Impact to users and banking/financial institutions
DRIDEX affects users by stealing their personal information (online banking account credentials) through its many personal information theft/browser monitoring routines.
It can also violate their privacy, as the login credentials stolen may also lead to the users’ other online accounts, such as social media, being broken into and/or hijacked. The screenshots taken may also inadvertently expose more of the user’s personal information.
To reiterate, the stolen information can be sold in the cybercrime underground and may possibly be used for launching other attacks. On the other hand, financial/banking organizations are also affected since security threats like this can tarnish their brand reputation, given that the spammed emails that DRIDEX sends out pretend to come from these legitimate organizations.
As mentioned earlier, DRIDEX operates on BaaS business model, which enable it to get more affiliates that can propagate this malware in other attacks and campaigns.
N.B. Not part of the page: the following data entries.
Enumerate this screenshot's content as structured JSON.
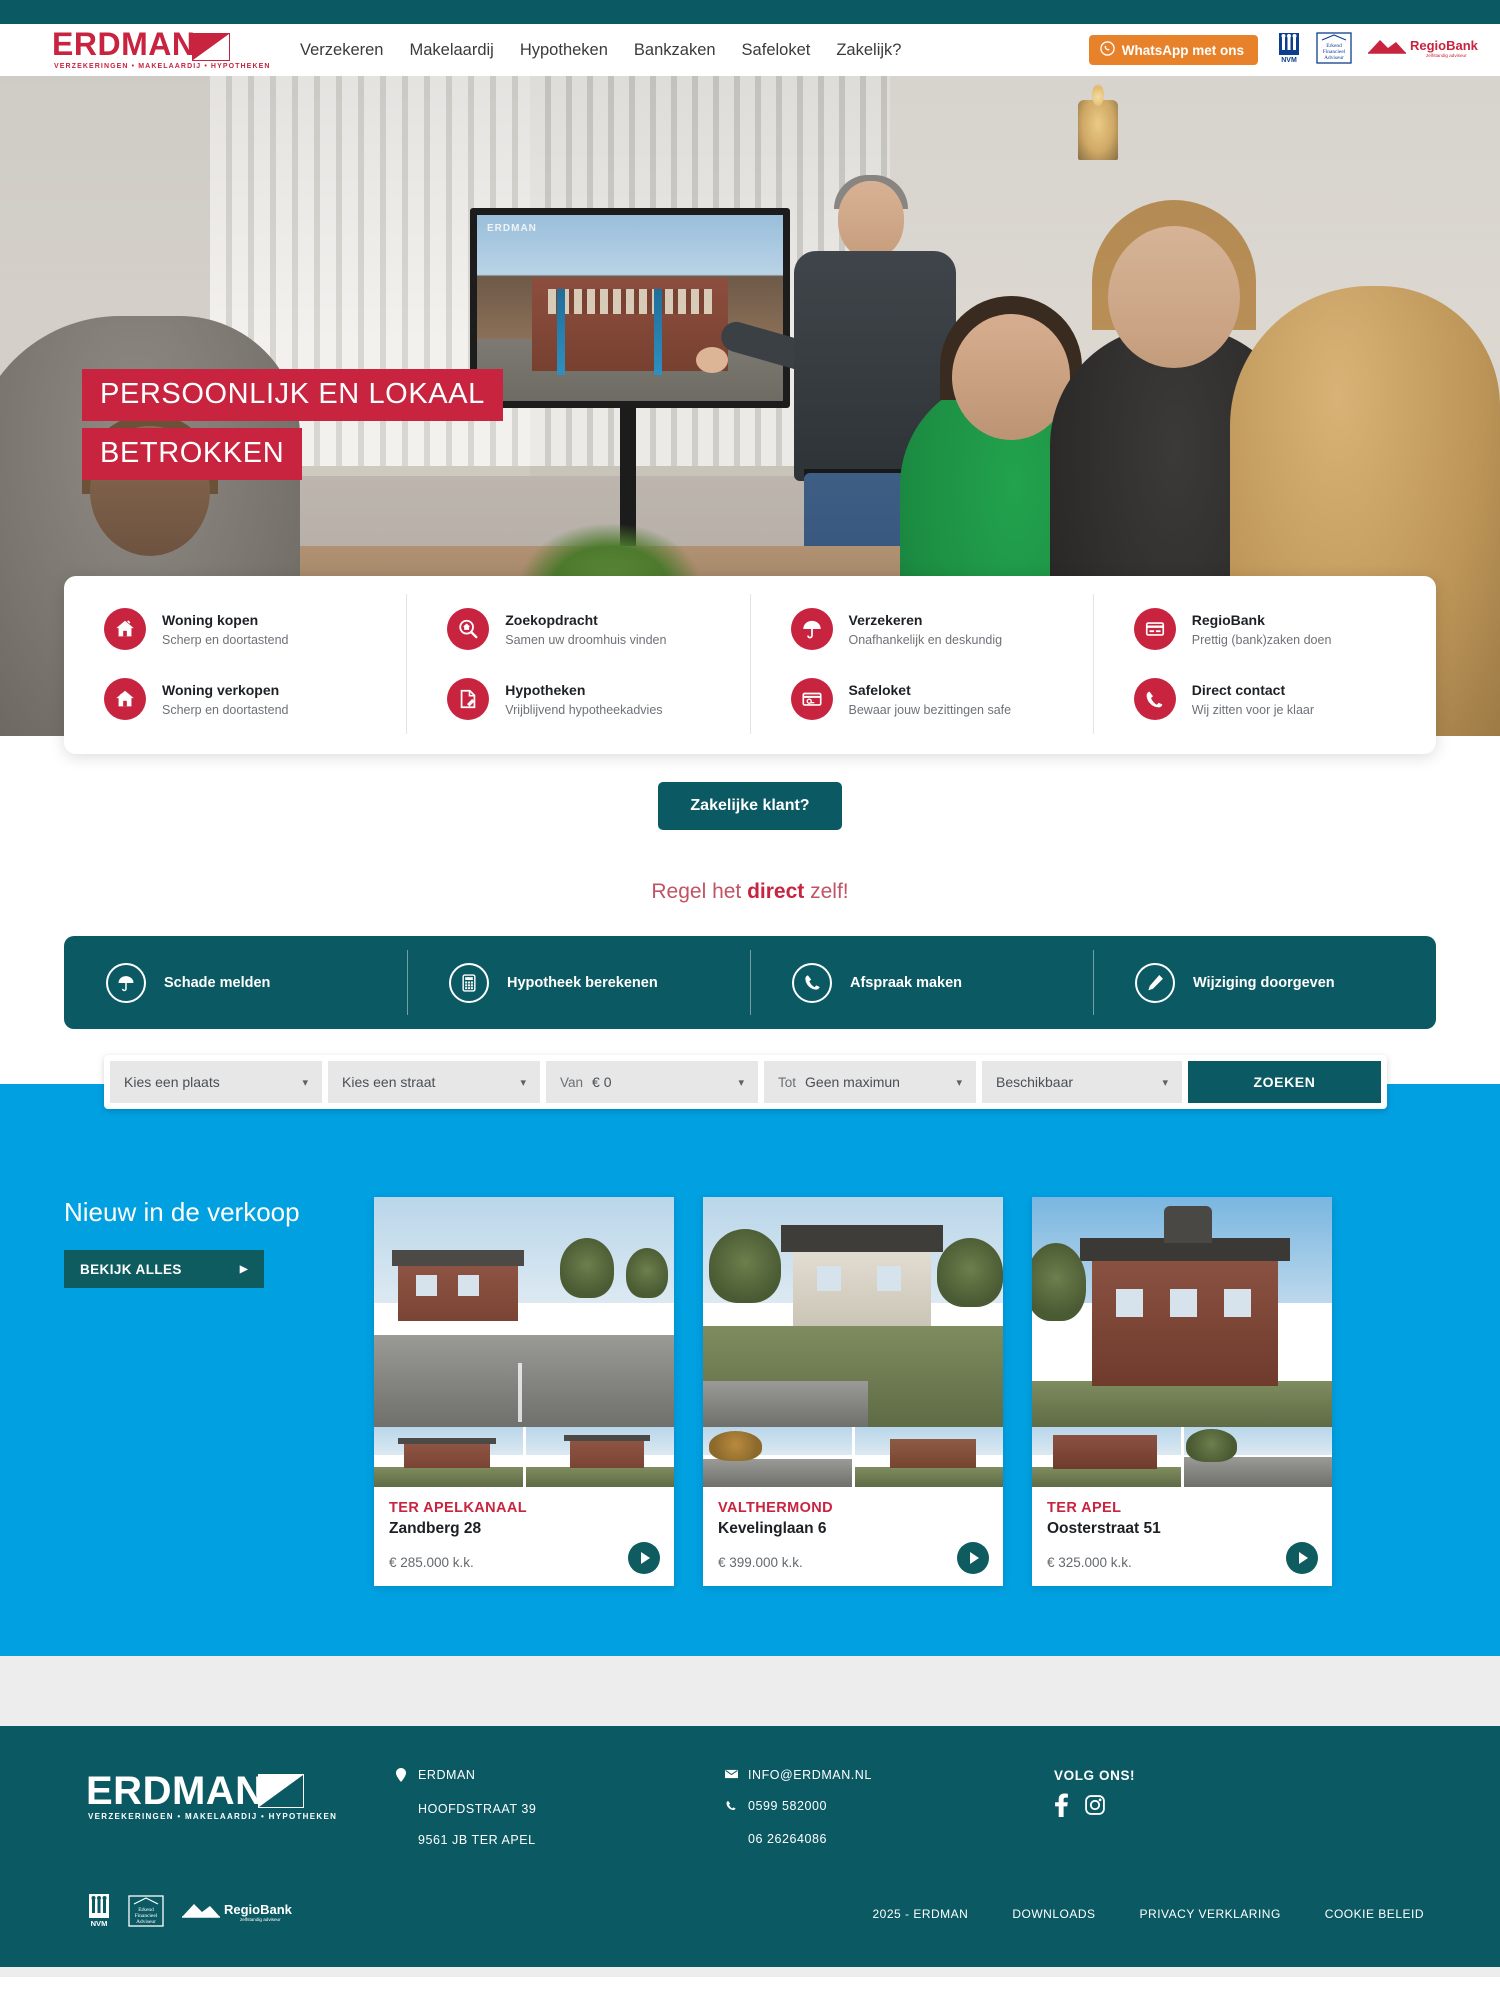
{
  "brand": {
    "name": "ERDMAN",
    "tagline": "VERZEKERINGEN • MAKELAARDIJ • HYPOTHEKEN",
    "colors": {
      "red": "#C8243F",
      "teal": "#0B5A63",
      "blue": "#00A0E1",
      "orange": "#E8822A"
    }
  },
  "header": {
    "nav": [
      {
        "label": "Verzekeren"
      },
      {
        "label": "Makelaardij"
      },
      {
        "label": "Hypotheken"
      },
      {
        "label": "Bankzaken"
      },
      {
        "label": "Safeloket"
      },
      {
        "label": "Zakelijk?"
      }
    ],
    "whatsapp_label": "WhatsApp met ons",
    "whatsapp_icon": "whatsapp-icon",
    "partners": [
      {
        "name": "NVM",
        "label": "NVM"
      },
      {
        "name": "Erkend Financieel Adviseur",
        "line1": "Erkend",
        "line2": "Financieel",
        "line3": "Adviseur"
      },
      {
        "name": "RegioBank",
        "label": "RegioBank",
        "sub": "zelfstandig adviseur"
      }
    ]
  },
  "hero": {
    "title_line1": "PERSOONLIJK EN LOKAAL",
    "title_line2": "BETROKKEN",
    "tv_logo": "ERDMAN"
  },
  "services": {
    "columns": [
      {
        "items": [
          {
            "title": "Woning kopen",
            "subtitle": "Scherp en doortastend",
            "icon": "house-buy-icon"
          },
          {
            "title": "Woning verkopen",
            "subtitle": "Scherp en doortastend",
            "icon": "house-sell-icon"
          }
        ]
      },
      {
        "items": [
          {
            "title": "Zoekopdracht",
            "subtitle": "Samen uw droomhuis vinden",
            "icon": "house-search-icon"
          },
          {
            "title": "Hypotheken",
            "subtitle": "Vrijblijvend hypotheekadvies",
            "icon": "document-sign-icon"
          }
        ]
      },
      {
        "items": [
          {
            "title": "Verzekeren",
            "subtitle": "Onafhankelijk en deskundig",
            "icon": "umbrella-icon"
          },
          {
            "title": "Safeloket",
            "subtitle": "Bewaar jouw bezittingen safe",
            "icon": "safe-card-icon"
          }
        ]
      },
      {
        "items": [
          {
            "title": "RegioBank",
            "subtitle": "Prettig (bank)zaken doen",
            "icon": "bank-card-icon"
          },
          {
            "title": "Direct contact",
            "subtitle": "Wij zitten voor je klaar",
            "icon": "phone-icon"
          }
        ]
      }
    ]
  },
  "business_cta": {
    "label": "Zakelijke klant?"
  },
  "self_service": {
    "heading_pre": "Regel het ",
    "heading_strong": "direct",
    "heading_post": " zelf!",
    "actions": [
      {
        "label": "Schade melden",
        "icon": "umbrella-outline-icon"
      },
      {
        "label": "Hypotheek berekenen",
        "icon": "calculator-outline-icon"
      },
      {
        "label": "Afspraak maken",
        "icon": "phone-outline-icon"
      },
      {
        "label": "Wijziging doorgeven",
        "icon": "pencil-outline-icon"
      }
    ]
  },
  "search": {
    "place": {
      "value": "Kies een plaats",
      "prefix": ""
    },
    "street": {
      "value": "Kies een straat",
      "prefix": ""
    },
    "from": {
      "prefix": "Van",
      "value": "€ 0"
    },
    "to": {
      "prefix": "Tot",
      "value": "Geen maximun"
    },
    "availability": {
      "value": "Beschikbaar",
      "prefix": ""
    },
    "submit_label": "ZOEKEN",
    "chevron": "chevron-down-icon"
  },
  "listings": {
    "heading": "Nieuw in de verkoop",
    "view_all_label": "BEKIJK ALLES",
    "cards": [
      {
        "city": "TER APELKANAAL",
        "address": "Zandberg 28",
        "price": "€ 285.000 k.k.",
        "cta": "play-icon"
      },
      {
        "city": "VALTHERMOND",
        "address": "Kevelinglaan 6",
        "price": "€ 399.000 k.k.",
        "cta": "play-icon"
      },
      {
        "city": "TER APEL",
        "address": "Oosterstraat 51",
        "price": "€ 325.000 k.k.",
        "cta": "play-icon"
      }
    ]
  },
  "footer": {
    "address": {
      "icon": "location-pin-icon",
      "lines": [
        "ERDMAN",
        "HOOFDSTRAAT 39",
        "9561 JB TER APEL"
      ]
    },
    "contact": [
      {
        "icon": "envelope-icon",
        "text": "INFO@ERDMAN.NL"
      },
      {
        "icon": "phone-icon",
        "text": "0599 582000"
      },
      {
        "icon": "",
        "text": "06 26264086"
      }
    ],
    "follow": {
      "title": "VOLG ONS!",
      "socials": [
        {
          "name": "facebook-icon",
          "label": "Facebook"
        },
        {
          "name": "instagram-icon",
          "label": "Instagram"
        }
      ]
    },
    "bottom": {
      "copyright": "2025 - ERDMAN",
      "links": [
        {
          "label": "DOWNLOADS"
        },
        {
          "label": "PRIVACY VERKLARING"
        },
        {
          "label": "COOKIE BELEID"
        }
      ],
      "partners": [
        {
          "name": "NVM",
          "label": "NVM"
        },
        {
          "name": "Erkend Financieel Adviseur",
          "line1": "Erkend",
          "line2": "Financieel",
          "line3": "Adviseur"
        },
        {
          "name": "RegioBank",
          "label": "RegioBank",
          "sub": "zelfstandig adviseur"
        }
      ]
    }
  }
}
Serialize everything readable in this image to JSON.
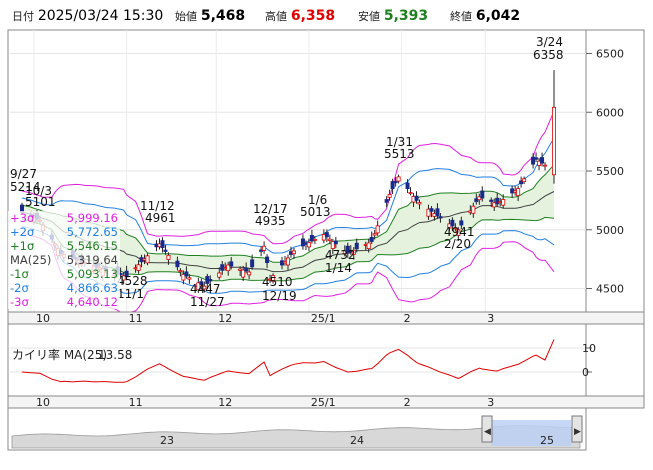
{
  "header": {
    "label_datetime": "日付",
    "datetime": "2025/03/24 15:30",
    "label_open": "始値",
    "open": "5,468",
    "label_high": "高値",
    "high": "6,358",
    "label_low": "安値",
    "low": "5,393",
    "label_close": "終値",
    "close": "6,042"
  },
  "legend": [
    {
      "name": "+3σ",
      "value": "5,999.16",
      "color": "#e020e0"
    },
    {
      "name": "+2σ",
      "value": "5,772.65",
      "color": "#2080e0"
    },
    {
      "name": "+1σ",
      "value": "5,546.15",
      "color": "#208020"
    },
    {
      "name": "MA(25)",
      "value": "5,319.64",
      "color": "#404040"
    },
    {
      "name": "-1σ",
      "value": "5,093.13",
      "color": "#208020"
    },
    {
      "name": "-2σ",
      "value": "4,866.63",
      "color": "#2080e0"
    },
    {
      "name": "-3σ",
      "value": "4,640.12",
      "color": "#e020e0"
    }
  ],
  "price_axis": [
    "6500",
    "6000",
    "5500",
    "5000",
    "4500"
  ],
  "month_axis": [
    "10",
    "11",
    "12",
    "25/1",
    "2",
    "3"
  ],
  "annotations": [
    {
      "date": "9/27",
      "value": "5214"
    },
    {
      "date": "10/3",
      "value": "5101"
    },
    {
      "date": "11/12",
      "value": "4961"
    },
    {
      "date": "11/1",
      "value": "4528"
    },
    {
      "date": "11/27",
      "value": "4447"
    },
    {
      "date": "12/17",
      "value": "4935"
    },
    {
      "date": "12/19",
      "value": "4510"
    },
    {
      "date": "1/6",
      "value": "5013"
    },
    {
      "date": "1/14",
      "value": "4732"
    },
    {
      "date": "1/31",
      "value": "5513"
    },
    {
      "date": "2/20",
      "value": "4941"
    },
    {
      "date": "3/24",
      "value": "6358"
    }
  ],
  "deviation": {
    "label": "カイリ率 MA(25)",
    "value": "13.58",
    "axis": [
      "10",
      "0"
    ],
    "color": "#e00000"
  },
  "navigator": {
    "years": [
      "23",
      "24",
      "25"
    ],
    "arrow_left": "◀",
    "arrow_right": "▶"
  },
  "colors": {
    "up_candle": "#ffffff",
    "down_candle": "#1a2a8a",
    "high_value": "#e00000",
    "low_value": "#208020",
    "ma": "#404040"
  },
  "chart_data": {
    "type": "candlestick",
    "x_range": [
      "2024/09/27",
      "2025/03/24"
    ],
    "ylim": [
      4300,
      6700
    ],
    "y_ticks": [
      4500,
      5000,
      5500,
      6000,
      6500
    ],
    "bands": [
      "+3σ",
      "+2σ",
      "+1σ",
      "MA(25)",
      "-1σ",
      "-2σ",
      "-3σ"
    ],
    "labeled_points": [
      {
        "date": "2024/09/27",
        "value": 5214,
        "kind": "high"
      },
      {
        "date": "2024/10/03",
        "value": 5101,
        "kind": "high"
      },
      {
        "date": "2024/11/01",
        "value": 4528,
        "kind": "low"
      },
      {
        "date": "2024/11/12",
        "value": 4961,
        "kind": "high"
      },
      {
        "date": "2024/11/27",
        "value": 4447,
        "kind": "low"
      },
      {
        "date": "2024/12/17",
        "value": 4935,
        "kind": "high"
      },
      {
        "date": "2024/12/19",
        "value": 4510,
        "kind": "low"
      },
      {
        "date": "2025/01/06",
        "value": 5013,
        "kind": "high"
      },
      {
        "date": "2025/01/14",
        "value": 4732,
        "kind": "low"
      },
      {
        "date": "2025/01/31",
        "value": 5513,
        "kind": "high"
      },
      {
        "date": "2025/02/20",
        "value": 4941,
        "kind": "low"
      },
      {
        "date": "2025/03/24",
        "value": 6358,
        "kind": "high"
      }
    ],
    "last_bar": {
      "date": "2025/03/24",
      "open": 5468,
      "high": 6358,
      "low": 5393,
      "close": 6042
    },
    "deviation_last": 13.58,
    "deviation_ylim": [
      -10,
      20
    ]
  }
}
Mitigations and recommendations
To check your systems for DRIDEX malware presence, use Trend Micro HouseCall, our free online scanner. On the other hand, Trend Micro customers can use the Trend Micro™ Smart Protection Complete which offers a comprehensive solution with its multiple layers protection. It can detect the malicious macro file (TROJ_WMSHELL.A) as well as the DRIDEX variants. With its Email Reputation Service, it can block and detect all-related spammed messages thus preventing users from executing the malware at the entry point. All related C&C URLs are also blocked with its Web Reputation Service. Our solution also has data loss prevention feature to protect crucial information.
Users can protect themselves by adhering to the following best practices:
Delete any suspicious-looking emails, especially if they sport links and/or attachments. Don’t even open them, just delete them. If they purport to come from legitimate organizations, verify with the organization in question first.
Install an antimalware solution that also covers email in its protective scope. This should remove the chance of accidentally opening malicious email/malicious attachments in the first place.
In case of a DRIDEX infection, immediately change online banking account passwords via a different (and hopefully uninfected) system, and touch base with the bank to alert them for any fraudulent transactions taking place. Users should do the same for any account that they may have accessed using their infected system.